Kill The Young, c'est une histoire de famille, mais aussi une aventure qui démarre sur les chapeaux de roue. Les frères Gorman, au nombre de 3, sont d'origine irlandaise et ont grandi dans une petite ville, dans les environs de Manchester. On retrouve Tom au chant et à la guitare, Dylan à la basse et Olly à la batterie et au piano.
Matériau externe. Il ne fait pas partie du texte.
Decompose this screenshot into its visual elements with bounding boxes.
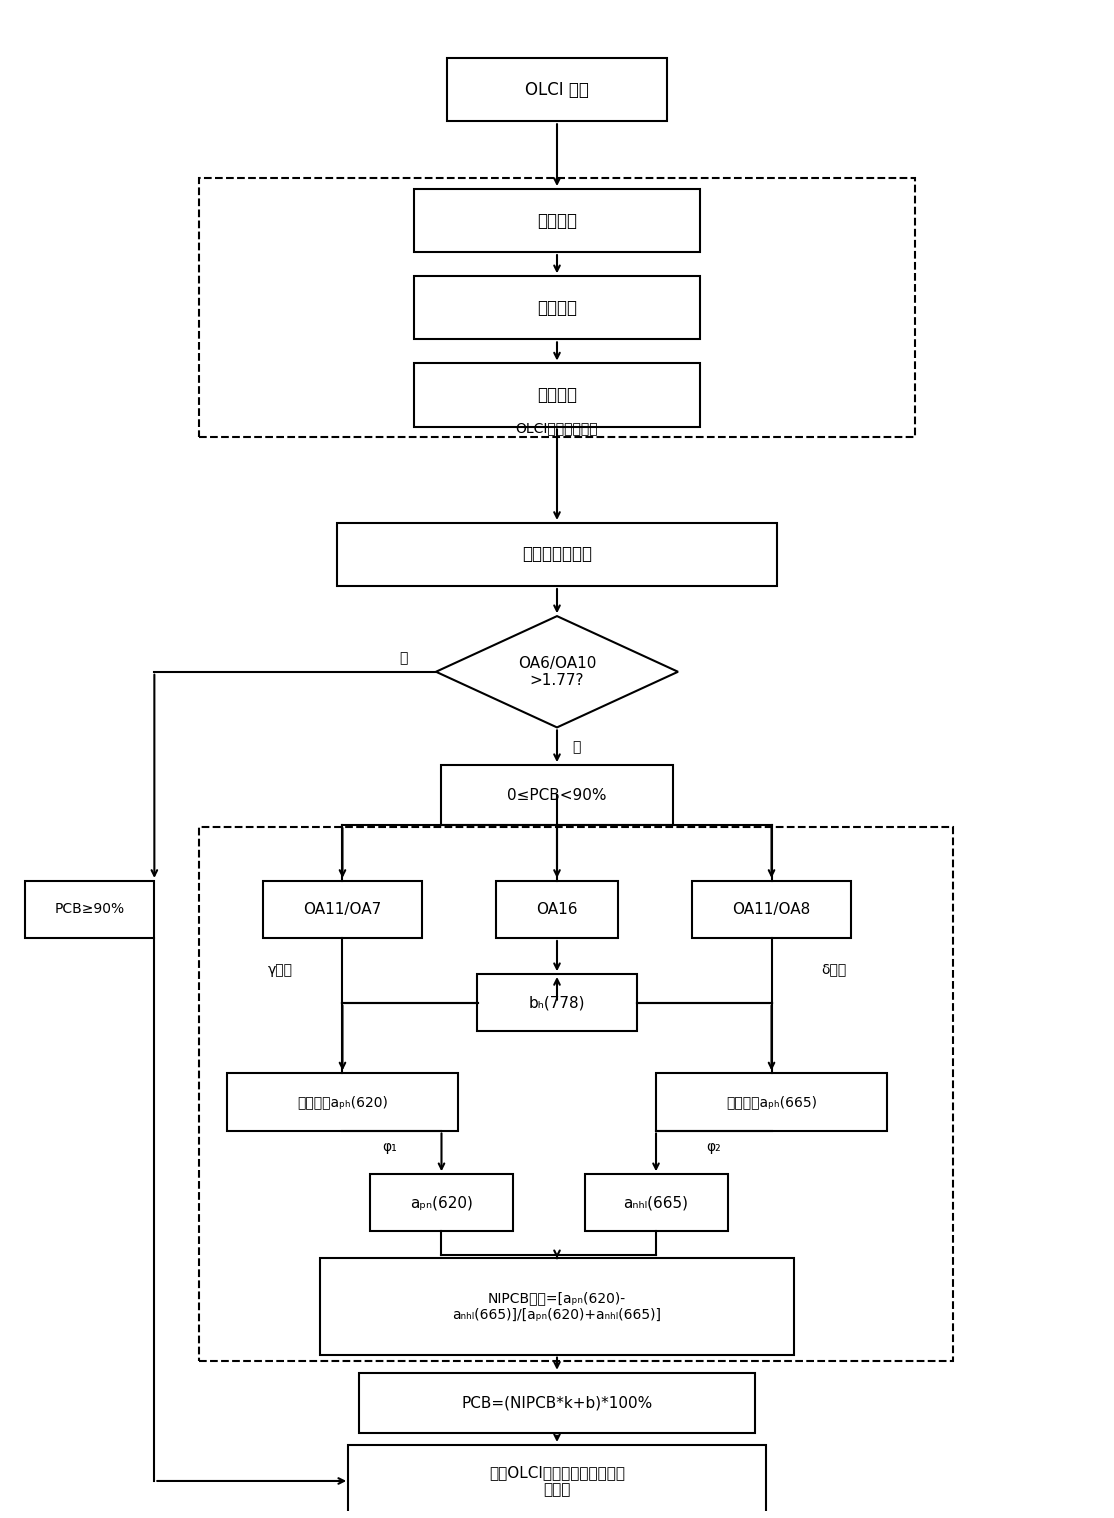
Text: OA16: OA16 [536, 902, 578, 917]
Text: OA11/OA8: OA11/OA8 [732, 902, 811, 917]
Text: φ₂: φ₂ [706, 1140, 721, 1154]
Text: 遥感反射率影像: 遥感反射率影像 [522, 545, 592, 563]
Text: OA11/OA7: OA11/OA7 [303, 902, 382, 917]
Text: bₕ(778): bₕ(778) [529, 996, 585, 1009]
Text: OA6/OA10
>1.77?: OA6/OA10 >1.77? [518, 656, 596, 688]
FancyBboxPatch shape [692, 880, 851, 938]
Text: PCB=(NIPCB*k+b)*100%: PCB=(NIPCB*k+b)*100% [461, 1395, 653, 1410]
FancyBboxPatch shape [447, 58, 667, 121]
Text: 大气校正: 大气校正 [537, 386, 577, 404]
FancyBboxPatch shape [359, 1372, 755, 1433]
Text: 校正后的aₚₕ(665): 校正后的aₚₕ(665) [726, 1094, 817, 1110]
FancyBboxPatch shape [25, 880, 155, 938]
FancyBboxPatch shape [414, 188, 700, 252]
FancyBboxPatch shape [414, 276, 700, 340]
Text: 否: 否 [573, 739, 580, 754]
Text: PCB≥90%: PCB≥90% [55, 902, 125, 917]
Text: 是: 是 [399, 651, 408, 665]
FancyBboxPatch shape [263, 880, 422, 938]
Text: γ校正: γ校正 [267, 962, 292, 976]
Text: aₙₕₗ(665): aₙₕₗ(665) [624, 1195, 688, 1210]
Text: 基于OLCI影像的蓝藻生物量比
例分布: 基于OLCI影像的蓝藻生物量比 例分布 [489, 1465, 625, 1497]
Text: aₚₙ(620): aₚₙ(620) [410, 1195, 473, 1210]
FancyBboxPatch shape [441, 765, 673, 826]
FancyBboxPatch shape [336, 522, 778, 586]
FancyBboxPatch shape [414, 363, 700, 427]
Polygon shape [436, 616, 678, 727]
Text: OLCI影像的预处理: OLCI影像的预处理 [516, 420, 598, 436]
Text: OLCI 影像: OLCI 影像 [525, 80, 589, 99]
FancyBboxPatch shape [348, 1445, 766, 1516]
Text: NIPCB指数=[aₚₙ(620)-
aₙₕₗ(665)]/[aₚₙ(620)+aₙₕₗ(665)]: NIPCB指数=[aₚₙ(620)- aₙₕₗ(665)]/[aₚₙ(620)+… [452, 1292, 662, 1322]
FancyBboxPatch shape [585, 1173, 727, 1231]
FancyBboxPatch shape [321, 1258, 793, 1354]
Text: 0≤PCB<90%: 0≤PCB<90% [507, 788, 607, 803]
Text: δ校正: δ校正 [822, 962, 847, 976]
FancyBboxPatch shape [656, 1073, 887, 1131]
Text: 辐射定标: 辐射定标 [537, 211, 577, 229]
Text: 校正后的aₚₕ(620): 校正后的aₚₕ(620) [297, 1094, 388, 1110]
FancyBboxPatch shape [370, 1173, 512, 1231]
FancyBboxPatch shape [497, 880, 617, 938]
FancyBboxPatch shape [477, 975, 637, 1031]
Text: 几何校正: 几何校正 [537, 299, 577, 317]
FancyBboxPatch shape [227, 1073, 458, 1131]
Text: φ₁: φ₁ [382, 1140, 398, 1154]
Ils font preuve d'une grande maturité artistique pour leur jeune âge (entre 18 et 23 ans) et revendiquent comme influences les Smashing Pumpkins, Nirvana, New Order, Smiths ... mais le groupe a déjà sa propre identité musicale, et apporte vraiment un nouveau souffle sur la scène rock alternative internationale.
Leur 1er album éponyme a été produit par Dimitri Tikovoi, connu pour avoir travaillé avec Placebo, Goldfrapp, John Cale, Alpinestars et Marc Almond entre autres, mixé par Flood (New Order, DM, U2, NIN, Smashing Pumpkins, PJ Harvey) et masterisé par Howie Weinberg (Nirvana, Beastie Boys, Bjork...). Ils ont été découverts par un label français (Discograph) chez lequel ils ont signé en 2005. Avec déjà plus de 350 concerts à leur actif, le tourbillon KTY continue de faire des ravages sur les scènes françaises et d'outre-Manche.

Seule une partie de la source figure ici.